Según los documentos judiciales, los sospechosos identificados son Tycen Proper, de 19 años y residente en el estado de Ohio; Bryan Omar Roa y Michael Alan Thomas, detenidos en California; Daniel Kenely Eskridge, de Misuri; y Abraham Hermosillo Álvarez, de Nebraska, a quienes las autoridades atribuyen distintos roles en la planificación y coordinación del ataque.
El plan presuntamente contemplaba el uso de drones cargados con explosivos y equipos de francotiradores para causar numerosas víctimas en el marco de la velada del UFC del domingo en Washington.
La investigación se inició el 10 de junio, cuando la policía de Ohio acudió a la vivienda de Proper tras el aviso de su madre, que alertó sobre la compra de armas y sobre comentarios "preocupantes" del joven.
Proper presuntamente gastó 3.000 dólares de su "dinero de graduación" para comprar "gran cantidad" de munición, armas, cargadores adicionales y otros artículos para el presunto ataque.
De acuerdo con los documentos judiciales, los sospechosos habrían utilizado inicialmente TikTok para contactar entre sí y luego se trasladaron a aplicaciones de mensajería encriptada, donde crearon distintos grupos de chat para organizar equipos de francotiradores y operadores de drones, y elegir objetivos de alto valor, incluido el presidente.
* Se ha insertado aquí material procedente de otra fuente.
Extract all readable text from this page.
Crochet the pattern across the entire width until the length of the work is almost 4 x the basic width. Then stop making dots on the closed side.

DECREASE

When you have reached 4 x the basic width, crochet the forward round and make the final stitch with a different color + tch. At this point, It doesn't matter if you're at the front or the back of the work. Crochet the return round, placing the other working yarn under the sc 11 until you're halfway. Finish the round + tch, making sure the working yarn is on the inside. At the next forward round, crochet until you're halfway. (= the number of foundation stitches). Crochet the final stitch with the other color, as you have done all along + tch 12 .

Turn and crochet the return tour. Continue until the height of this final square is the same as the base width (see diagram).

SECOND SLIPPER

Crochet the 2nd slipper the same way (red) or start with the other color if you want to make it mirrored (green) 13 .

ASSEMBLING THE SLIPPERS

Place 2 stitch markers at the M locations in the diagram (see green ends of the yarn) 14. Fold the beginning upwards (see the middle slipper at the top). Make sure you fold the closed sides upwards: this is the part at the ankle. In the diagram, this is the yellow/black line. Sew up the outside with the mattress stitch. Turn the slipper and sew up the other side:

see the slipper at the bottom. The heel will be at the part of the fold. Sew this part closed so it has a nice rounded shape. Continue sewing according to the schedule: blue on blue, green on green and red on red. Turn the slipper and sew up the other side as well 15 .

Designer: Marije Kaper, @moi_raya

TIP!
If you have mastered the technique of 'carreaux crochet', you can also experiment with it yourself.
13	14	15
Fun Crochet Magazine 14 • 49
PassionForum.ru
La trama contemplaba el lanzamiento de varios drones equipados con explosivos contra edificios e infraestructuras en las inmediaciones de la Casa Blanca, con el objetivo de provocar explosiones casi simultáneas, sembrar el pánico entre los asistentes al evento y dirigir a la multitud en fuga hacia zonas donde se habrían colocado francotiradores para maximizar el número de víctimas, según describen las querellas.
Proper está acusado en Ohio de varios delitos federales, entre ellos conspiración para cometer una ofensa contra EE.UU., mientras que Roa, Thomas, Eskridge y Álvarez enfrentan cargos de conspiración para cometer asesinato.
El combate de la UFC tuvo lugar el pasado domingo en los jardines de la residencia presidencial el día del 80 cumpleaños del presidente estadounidense, Donald Trump, en un evento que reunió a miles de asistentes y contó con un amplio despliegue de seguridad.
Este incidente se suma a otras amenazas recientes contra el mandatario.
El pasado abril, el Servicio Secreto frustró un intento de ataque durante la cena de la Asociación de Corresponsales de la Casa Blanca (WHCA), y durante la campaña presidencial de 2024, Trump fue objeto de dos intentos de asesinato.